Why do you need to do this though?
But what can I do if depth buffer is not lockable (for example D24X8)?
Nothing (Someone correct me if I'm wrong). The depth buffer could be in any format, cards are free to optimize it how they want (E.g. having sperate depth and stencil buffers, using some compressed format internally, etc), which is why you can't access it directly from D3D.

You might be able to do some sort of basic stuff with the stencil buffer, by setting the stencil op to increment when the Z test fails (D3DRS_STENCILZFAIL), but I wouldn't expect much from it.

Again - what exactly are you trying to do? There might be another way to go about it.
I'm working on the water effect, and I need to render water with fog effect. But now I'm rendering underwater scene without fog, so I'm creating depth map and then use it for calculate color of water.
Anyway, thanks for the answer.
cant you just render to a texture with all geometry as pure white, and render it with fog as black, starting from the camera and ending at your max view distance. Wouldnt this make everything in the foreground white and everything in the background black? Or am I missing the question?
Quote:Original post by Anonymous Poster
cant you just render to a texture with all geometry as pure white, and render it with fog as black, starting from the camera and ending at your max view distance. Wouldnt this make everything in the foreground white and everything in the background black? Or am I missing the question?


This is a very good technique for the purposes of the original poster.

By modulating the depth factor with the scene color and the water color, it is very easy to apply the desired effect.

As a side note, I would render black geometry with white fog so as to establish that the brighter the resulting pixels are, the deeper distances they represent. This would make the subsequent color manipulation a bit more intuitive without the need to invert the effective depth values.

Niko Suni

It's a good idea, i think. I'll try it.
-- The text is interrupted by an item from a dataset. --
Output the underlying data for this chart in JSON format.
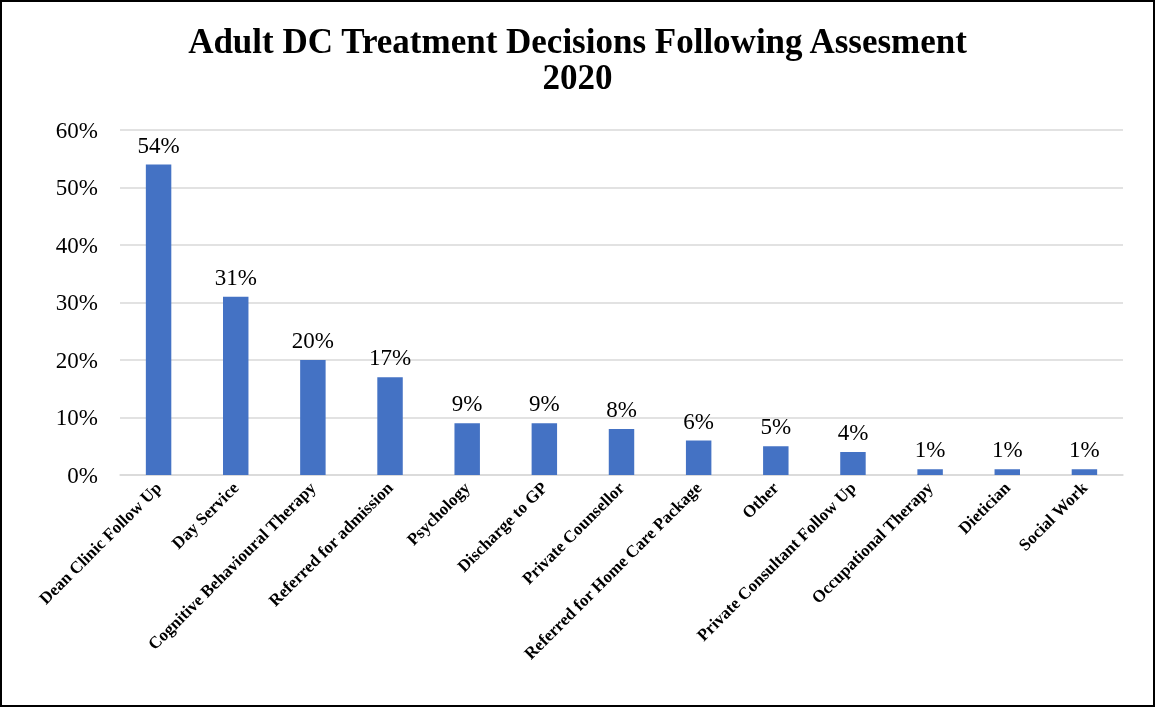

Thanks a lot!
Quote:cant you just render to a texture with all geometry as pure white

How would you do that? Is there a global DirectX setting you can apply (like fill mode or cull mode) or do you just need to have a really clever rendering engine?
Quote:Original post by jaafit
Quote:cant you just render to a texture with all geometry as pure white

How would you do that? Is there a global DirectX setting you can apply (like fill mode or cull mode) or do you just need to have a really clever rendering engine?
Not setting any textures, disabling lighting and setting the ambient light level to 0xffffffff should do it.